The Revival of Jewish Mysticism: Causes and Concerns
The renewed interest in Jewish mysticism can partially be attributed to a renewed interest in non-traditional spirituality.
Excerpted and reprinted with permission of the author from "Jewish Mysticism: Seeking Inner Light." Originally published in Moment Magazine, February 1997.
My observation is that students of Kabbalah today fall into three types: those who study it out of simple curiosity; those (generally Orthodox) who study it as true believers and find in it a means for understanding God and the universe; and those (for the most part non‑Orthodox) who study Kabbalah as part of a general search for "spirituality."

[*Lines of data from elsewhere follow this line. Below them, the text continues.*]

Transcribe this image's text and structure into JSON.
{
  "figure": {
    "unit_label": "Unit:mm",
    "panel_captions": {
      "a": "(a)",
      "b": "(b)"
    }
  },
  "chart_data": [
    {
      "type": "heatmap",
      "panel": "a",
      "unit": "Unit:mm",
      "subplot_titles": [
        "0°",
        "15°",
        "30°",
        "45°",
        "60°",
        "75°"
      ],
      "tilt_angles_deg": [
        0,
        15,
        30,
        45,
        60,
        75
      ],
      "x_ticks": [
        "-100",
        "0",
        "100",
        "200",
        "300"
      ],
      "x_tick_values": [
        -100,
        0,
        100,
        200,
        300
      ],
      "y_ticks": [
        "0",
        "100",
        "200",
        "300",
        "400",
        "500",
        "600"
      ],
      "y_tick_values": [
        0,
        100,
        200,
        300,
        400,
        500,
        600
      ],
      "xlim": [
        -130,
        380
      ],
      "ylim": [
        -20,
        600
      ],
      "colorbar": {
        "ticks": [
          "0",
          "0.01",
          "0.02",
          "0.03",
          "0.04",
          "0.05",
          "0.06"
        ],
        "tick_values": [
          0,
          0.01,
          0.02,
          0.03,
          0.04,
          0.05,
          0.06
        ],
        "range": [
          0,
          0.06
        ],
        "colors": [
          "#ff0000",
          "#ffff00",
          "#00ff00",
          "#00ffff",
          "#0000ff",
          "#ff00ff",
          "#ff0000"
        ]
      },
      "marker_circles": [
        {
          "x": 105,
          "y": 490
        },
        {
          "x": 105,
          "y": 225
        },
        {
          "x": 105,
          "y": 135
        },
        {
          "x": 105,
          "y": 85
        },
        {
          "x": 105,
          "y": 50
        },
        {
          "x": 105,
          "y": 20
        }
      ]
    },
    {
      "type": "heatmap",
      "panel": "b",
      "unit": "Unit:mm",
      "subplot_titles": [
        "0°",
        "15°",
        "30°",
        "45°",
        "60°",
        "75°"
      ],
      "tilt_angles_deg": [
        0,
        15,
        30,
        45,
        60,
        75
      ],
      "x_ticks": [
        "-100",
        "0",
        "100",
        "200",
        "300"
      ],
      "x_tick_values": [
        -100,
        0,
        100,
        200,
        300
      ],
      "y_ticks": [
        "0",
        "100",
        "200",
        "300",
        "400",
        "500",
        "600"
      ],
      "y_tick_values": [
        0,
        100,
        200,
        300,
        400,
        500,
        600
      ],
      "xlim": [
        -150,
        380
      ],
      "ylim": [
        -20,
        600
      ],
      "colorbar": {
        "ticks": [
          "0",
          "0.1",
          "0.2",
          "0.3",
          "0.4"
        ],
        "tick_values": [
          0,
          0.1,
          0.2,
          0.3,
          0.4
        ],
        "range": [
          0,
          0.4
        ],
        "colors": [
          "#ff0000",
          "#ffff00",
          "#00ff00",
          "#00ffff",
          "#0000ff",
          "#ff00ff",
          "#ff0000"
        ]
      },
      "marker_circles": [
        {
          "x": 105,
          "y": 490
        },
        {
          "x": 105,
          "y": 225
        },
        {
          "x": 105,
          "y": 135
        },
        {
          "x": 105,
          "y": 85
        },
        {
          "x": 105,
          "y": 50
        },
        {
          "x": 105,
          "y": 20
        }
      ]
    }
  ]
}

A number of recent books appeal to this last group by exploring commonalities between Jewish mysticism and mysticism in Eastern religions--in particular, Hinduism and Buddhism. The best example of this ecumenical search for spirituality is described in Rodger Kamenetz's The Jew in the Lotus: A Poet's Rediscovery of Jewish Identity in Buddhist India (HarperCollins, 1994). Kamenetz provides a fascinating account of a meeting in India in the fall of 1990 between the exiled Dalai Lama (the spiritual leader of Tibetan Buddhists) and eight rabbis and Jewish scholars. During 10 days, they shared their respective beliefs and practices as the Dalai Lama sought to learn about the sources of Jewish persistence, and even vitality, in exile.
The recent revival of Jewish mysticism seems to date from the ferment of the late 1960s. In a recent book, Wade Clark Roof, professor of religion and society at U.C. Santa Barbara, examines current religious beliefs and affiliations of the generation that came of age in the '60s. Many of these "boomers," he reports, are still engaged in the search they began in the '60s, and they continue to explore forms of religious expression, like mysticism, that lie outside America's mainstream religious institutions.
For some young Jews, the attraction to Kabbalah stems from a rebellion against the Judaism they knew growing up. They perceive their parents' Judaism as having been dry and lifeless; their homes, lacking in Jewish content; their synagogues too large, too impersonal, too passionless--more like social clubs than holy places for cultivating a heartfelt relationship with God. Kabbalah, they say, offers them a Judaism that they see as intense and engaging.
But the revival of Kabbalah is born of more than just the shortcomings of American Jewish life. It seems as well to be a response, throughout the Western world, to a loss of confidence in the efficacy of human reason and science in answering ultimate questions. After all, goes this argument, this century has given rise to unprecedented barbarism--often with the help of science and technology.
Another important insight into the appeal of Kabbalah was provided by Gershom Scholem, the Hebrew University scholar who for decades before his death in 1981 almost single‑handedly built--and won intellectual respectability for--the modern academic study of Kabbalah. Kabbalah, he pointed out, makes God "accessible." The sefirot, for instance, are not merely abstract symbols defining the nature of God; they take on the character of male and female personalities that interact with each other. A common refrain in the Zohar is that the last of the sefirot, which is depicted as a queen, is the "bride" of the sixth of the sefirot, which is depicted as a king.